February 13th, 2013 at 09:10 pm

After High School, I joined the US Army, where I joined into the Thrift Savings Plan, or TSP, which is, for the sake of simplicity, like a 401k plan.

After 10 years of service, I left active duty to pursue my dream of completing my education, which I am happy to report I did (with ZERO student debt to boot!).

I rejoined the workforce after graduation in 2010, and my current company offers a 401k plan, which I am a participating in.

Since I am getting back into getting my financial house in order, the fact that I still had money in the TSP came back to me in the middle of the night. I found the last documents I have from the TSP, which are dated from 2007. I can't log into the TSP website right now though (they changed the account numbers and I have to wait for them to mail me my new logon information) but since my last TSP information I have on file includes the share amounts I have in each fund, I was able to determine, based on closing prices, the market value of my TSP account.

Now, I have to call Fidelity, (the company that is managing my current 401k) to see what I need to do to complete a roll over. While the TSP is a good program and I like the fund options - I can not put any more money into the fund since I am not active duty and I would prefer the balance amount to be in a fund that I can actively manage and add principle to throughout time.

I told my husband that I found some extra retirement savings. He asked me how I could have forgotten that I had the account. The answer to that is simple - when one is not paying attention, the mind tends to forget what it has! Smile

4 Responses to “401k and TSP”

  1. snafu Says:

    Changing 'carriers' of retirement plans can be tricky as there is potential to trigger income tax and penalties if done incorrectly and appears that you are 'cashing out' a retirement account.

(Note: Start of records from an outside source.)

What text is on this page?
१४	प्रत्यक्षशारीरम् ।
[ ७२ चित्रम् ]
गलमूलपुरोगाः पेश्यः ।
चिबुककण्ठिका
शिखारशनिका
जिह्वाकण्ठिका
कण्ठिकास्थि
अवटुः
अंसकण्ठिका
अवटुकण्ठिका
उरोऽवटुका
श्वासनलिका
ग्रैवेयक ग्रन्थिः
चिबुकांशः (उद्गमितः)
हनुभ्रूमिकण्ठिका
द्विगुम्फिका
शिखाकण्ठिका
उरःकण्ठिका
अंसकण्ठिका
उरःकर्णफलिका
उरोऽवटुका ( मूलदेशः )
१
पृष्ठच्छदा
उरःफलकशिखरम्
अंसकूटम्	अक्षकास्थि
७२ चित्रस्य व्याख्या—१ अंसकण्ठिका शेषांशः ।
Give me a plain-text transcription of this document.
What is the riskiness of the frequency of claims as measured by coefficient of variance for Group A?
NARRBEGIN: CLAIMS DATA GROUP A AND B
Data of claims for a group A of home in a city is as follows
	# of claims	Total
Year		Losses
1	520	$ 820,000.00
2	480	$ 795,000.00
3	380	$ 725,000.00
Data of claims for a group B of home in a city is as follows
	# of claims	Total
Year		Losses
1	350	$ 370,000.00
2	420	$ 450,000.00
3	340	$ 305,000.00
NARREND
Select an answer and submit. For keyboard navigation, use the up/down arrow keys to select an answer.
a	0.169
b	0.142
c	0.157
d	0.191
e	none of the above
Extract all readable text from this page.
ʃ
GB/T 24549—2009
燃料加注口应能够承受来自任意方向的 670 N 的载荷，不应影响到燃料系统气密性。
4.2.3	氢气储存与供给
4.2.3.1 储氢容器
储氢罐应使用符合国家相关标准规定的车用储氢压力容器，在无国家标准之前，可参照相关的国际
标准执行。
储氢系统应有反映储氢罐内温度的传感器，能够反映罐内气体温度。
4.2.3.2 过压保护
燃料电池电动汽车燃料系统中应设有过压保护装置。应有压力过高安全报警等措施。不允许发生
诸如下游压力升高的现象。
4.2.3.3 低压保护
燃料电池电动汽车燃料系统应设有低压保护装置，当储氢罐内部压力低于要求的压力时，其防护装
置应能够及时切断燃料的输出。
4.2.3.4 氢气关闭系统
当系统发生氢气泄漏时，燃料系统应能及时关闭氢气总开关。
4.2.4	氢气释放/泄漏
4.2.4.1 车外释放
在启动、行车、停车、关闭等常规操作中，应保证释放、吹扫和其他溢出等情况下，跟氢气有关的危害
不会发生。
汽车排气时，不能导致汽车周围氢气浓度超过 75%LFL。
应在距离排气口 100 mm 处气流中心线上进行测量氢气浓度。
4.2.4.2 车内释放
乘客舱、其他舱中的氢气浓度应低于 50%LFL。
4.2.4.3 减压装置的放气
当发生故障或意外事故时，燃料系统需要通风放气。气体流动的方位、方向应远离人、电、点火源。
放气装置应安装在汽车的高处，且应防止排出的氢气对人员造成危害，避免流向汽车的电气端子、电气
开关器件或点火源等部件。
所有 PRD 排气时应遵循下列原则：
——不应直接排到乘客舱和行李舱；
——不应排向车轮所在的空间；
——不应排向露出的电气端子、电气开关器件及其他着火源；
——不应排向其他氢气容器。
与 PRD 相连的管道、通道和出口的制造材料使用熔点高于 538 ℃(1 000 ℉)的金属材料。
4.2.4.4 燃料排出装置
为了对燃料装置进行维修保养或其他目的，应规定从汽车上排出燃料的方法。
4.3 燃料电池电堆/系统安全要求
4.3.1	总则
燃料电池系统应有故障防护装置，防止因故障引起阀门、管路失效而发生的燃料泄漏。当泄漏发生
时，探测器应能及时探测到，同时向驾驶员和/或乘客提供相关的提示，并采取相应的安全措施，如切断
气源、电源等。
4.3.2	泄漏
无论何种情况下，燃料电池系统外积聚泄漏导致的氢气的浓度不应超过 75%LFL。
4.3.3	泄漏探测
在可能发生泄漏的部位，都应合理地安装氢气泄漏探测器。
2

    Once you have the TSP account number, I suggest you have Fidelity [employer 401K Plan] complete the transfer process. Meanwhile work out your allocation plan so that you know exactly which funds meet your risk tolerance. It's important to know their Management Expense Ratio since it indirectly affects the value of your holdings.

    You didn't mention your current contributions to your retirement plan but I hope you are at least take advantage of any employer match. It's free money!

  2. Petunia 100 Says:

    You know, the TSP is the very best retirement plan in existence. The costs are almost zero, because it is subsidized with tax dollars. Consider carefully if you really want to give that up. You can never roll back in.

  3. creditcardfree Says:

    Agree with snafu and Petunia.

    You may also have combat contributions in your TSP that are tax free withdrawals...you don't want those rolled into an IRA without VERY CAREFULLY keeping track of those.

    My husband has a TSP...I expect we will keep as is for the duration.

  4. DividendInvestor Says:

    I agree all the seniors commentaters. I am newone in this field but I think dividend investing is a good plan for retirement investing. I wish you search the dividend market once at a time.